In the new Gartner book, When Machines Become Customers, authors Don Scheibenreif, distinguished VP analyst at Gartner and leader of Gartner’s research on customer experience, and Mark Raskino, distinguished VP analyst, Gartner Fellow and leader of Gartner’s CEO research, explain that machine customers will be involved in a wide range of consumer and business purchases. In the book, they anticipate and unpack key challenges and opportunities for organizations, and how these organizations should tackle them.
“The machine customer era has already begun,” said Scheibenreif. “There are more machines with the potential to act as buyers than humans on the planet. Today, there are more than 9.7 billion installed IoT devices, including equipment monitoring, surveillance cameras, connected cars, smart lighting, tablets, smartwatches, smart speaker and connected printers. Each of these has a steadily improving ability to analyze information and make decisions. Every IoT enabled product could become a customer. In fact, Gartner predicts that by 2027 50% of people in advanced economies will have AI personal assistants working for them every day.”
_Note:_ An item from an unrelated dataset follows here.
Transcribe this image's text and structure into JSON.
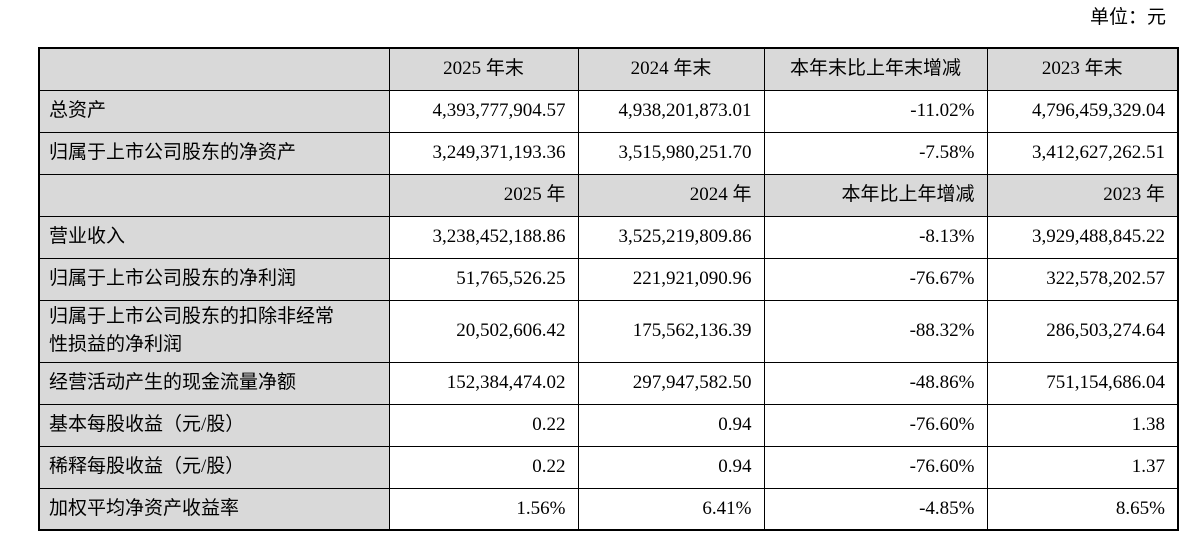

Executives across the enterprise must collaborate to prepare for machine customers. This ranges from legal officers (general counsel) who will need to dig into definitions and start framing what risk-managed ways the company can engage commercially, to CIOs who must lead the construction of the platforms capable of serving machine customer markets, to marketing officers who must reconceptualize what a customer is and how to understand machine customer needs. HR officers, supply chain officers and revenue officers, like the head of sales, will also need to consider how machine customers will impact their organizations.
Machine Customer Evolution in Three Phases
Today, is the first phase of the machine customers’ evolution, which can be seen in services such as HP Instant Ink, Amazon Dash Replenishment and Tesla’s automobiles. These are examples of automatically performing limited functions as “co-customers” on the owner’s behalf. People set the rules, and the machine executes them within a specific and prescribed ecosystem. These machines are therefore “bound customers”, and they represent the first in a three-phase evolution.
“In the second, emerging phase, people still set the rules for machines as ‘adaptable customers’, although AI technology can choose and act on behalf of a human with minimal intervention for select tasks,” said Raskino. Examples include robotrading and autonomous vehicle systems.
In the final phase, these new economic actors are “autonomous customers”. They have enough intelligence to act independently on behalf of humans with a high degree of discretion and own most of the process steps associated with a transaction.
“What the machine customers from each phase have in common is that they will make decisions differently from humans in three ways,” said Scheibenreif. “They are logical and will make decisions based on rules that may or may not be transparent. Second, they can also process large amounts of information. Lastly, machines focus on completing tasks efficiently and without emotion, and they can’t be influenced by being ‘wine and dined.”